The WTF Murders
John Malkovich as Hercule Poirot is a True Mystery
It’s clear that the looming threat of Brexit has taken its toll on British exports, even extending to that hallowed cultural institution, the Agatha Christie TV mystery. The three-part BBC series The ABC Murders (now streaming on Amazon.com) stars John Malkovich as detective Hercule Poirot, a casting choice that’s less ABC and more WTF?
As it turns out, Malkovich disappears into the part. Unfortunately, so does Poirot. Christie’s charming, cuddly Belgian is unrecognizable in this aging, lumbering sad-sack. The once-great gumshoe has long since been reduced to hosting murder-mystery parties for rich dilletantes. His old amis on the police force have either retired or keeled over. Even his trademark flamboyant facial hair is sullied by cheap dye. Christie’s Poirot always enjoyed the finer things in life; his fastidious Continental tastes and mannerisms distinguished him in his adopted homeland. But this Poirot doesn’t seem to enjoy much of anything. He’s a world-weary Raymond Chandler shamus rather than an impish pot-stirrer. In fact, casting the reliably weird Malkovich as this dour, haunted has-been must have seemed like a no-brainer.
When a newspaper headline laments the “new and cruel age,” Poirot sighs: “Such vapid nostalgia for the gentle past. Cruelty is not new.” It’s a fitting sentiment for a historical drama that refuses to romanticize history, however much we viewers might want to escape the cruel present. Indeed, it seems to have been the guiding mantra for the filmmakers, who were also responsible for recent reboots of Christie’s And Then There Were None and Ordeal By Innocence that pushed past the chocolate-box prettiness often accorded the author to lay bare her heart of darkness. But those adaptations had visual flair and acerbic wit. The ABC Murders plods relentlessly and grimly, like its protagonist. Surely, there’s a happy medium between vapid nostalgia and the gritty realism of, say, The Wire.
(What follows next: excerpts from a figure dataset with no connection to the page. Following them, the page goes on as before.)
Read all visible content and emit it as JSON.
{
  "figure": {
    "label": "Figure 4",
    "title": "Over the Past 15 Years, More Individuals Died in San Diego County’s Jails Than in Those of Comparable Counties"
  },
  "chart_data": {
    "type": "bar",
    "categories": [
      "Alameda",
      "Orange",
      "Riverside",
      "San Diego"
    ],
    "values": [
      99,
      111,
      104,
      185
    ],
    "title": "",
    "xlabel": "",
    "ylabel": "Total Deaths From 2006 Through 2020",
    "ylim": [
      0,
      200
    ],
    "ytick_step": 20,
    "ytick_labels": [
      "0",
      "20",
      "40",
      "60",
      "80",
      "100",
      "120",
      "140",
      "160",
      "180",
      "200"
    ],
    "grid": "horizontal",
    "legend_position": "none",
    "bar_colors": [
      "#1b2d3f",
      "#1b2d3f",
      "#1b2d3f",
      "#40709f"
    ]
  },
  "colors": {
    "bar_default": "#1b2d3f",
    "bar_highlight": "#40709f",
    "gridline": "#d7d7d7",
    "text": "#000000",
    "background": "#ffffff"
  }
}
A Particularly Corny Serial Killer

It’s an odd disconnect for this especially contrived and tidy Christie tale, concerning a serial killer who picks his victims according to the alphabet: Alice Ascher in Andover, Betty Barnard in Bexhill, and so on. He leaves railway guides open to the pages corresponding to the letter next to the bodies, just in case the theme wasn’t already explicitly clear, and literally telegraphs his murderous intentions to Poirot in advance. Much of the plot concerns Poirot’s attempts to convince a snarling, Brylcreemed young police inspector (Harry Potter’s Rupert Grint) to take the case—and the washed-up detective himself—seriously.
All the evidence points to a traveling salesman (Eamon Farren) with the initials A.B.C., a penchant for conveniently timed epileptic blackouts, and kinks kinky enough to shock even his landlady’s daughter, whom she rents out along with her dingy rooms. His guilt is so patently obvious (to the viewer, anyhow) that it’s clear from the get-go that it can’t possibly be him. But it’s hard to care about who the real killer is when the victims are uniformly unsympathetic. The story introduces the actual villain much too late to generate any suspense.
Nevertheless, you can see why this particular Christie novel must have seemed ripe for repackaging for the Brexit generation. She published it in 1936. It contains a timely undercurrent of rising fascism and immigrant-bashing that Poirot—who came to England as a World War I refugee in the novels—can’t help taking personally. “It’s not you,” a snooty neighbor reassures him when he side-eyes the British Union of Fascists pin on her lapel. “It’s the others—the ones that breed like flies.” Then as now, only certain immigrants were undesirable, even though the white men commit the most heinous crimes. As if to explain Poirot’s surliness, the series invents a secret scandal and a tragic backstory, complete with flashbacks to the German invasion of Belgium. It’s an unnecessary flourish; the past is never gentle. It’s not even past.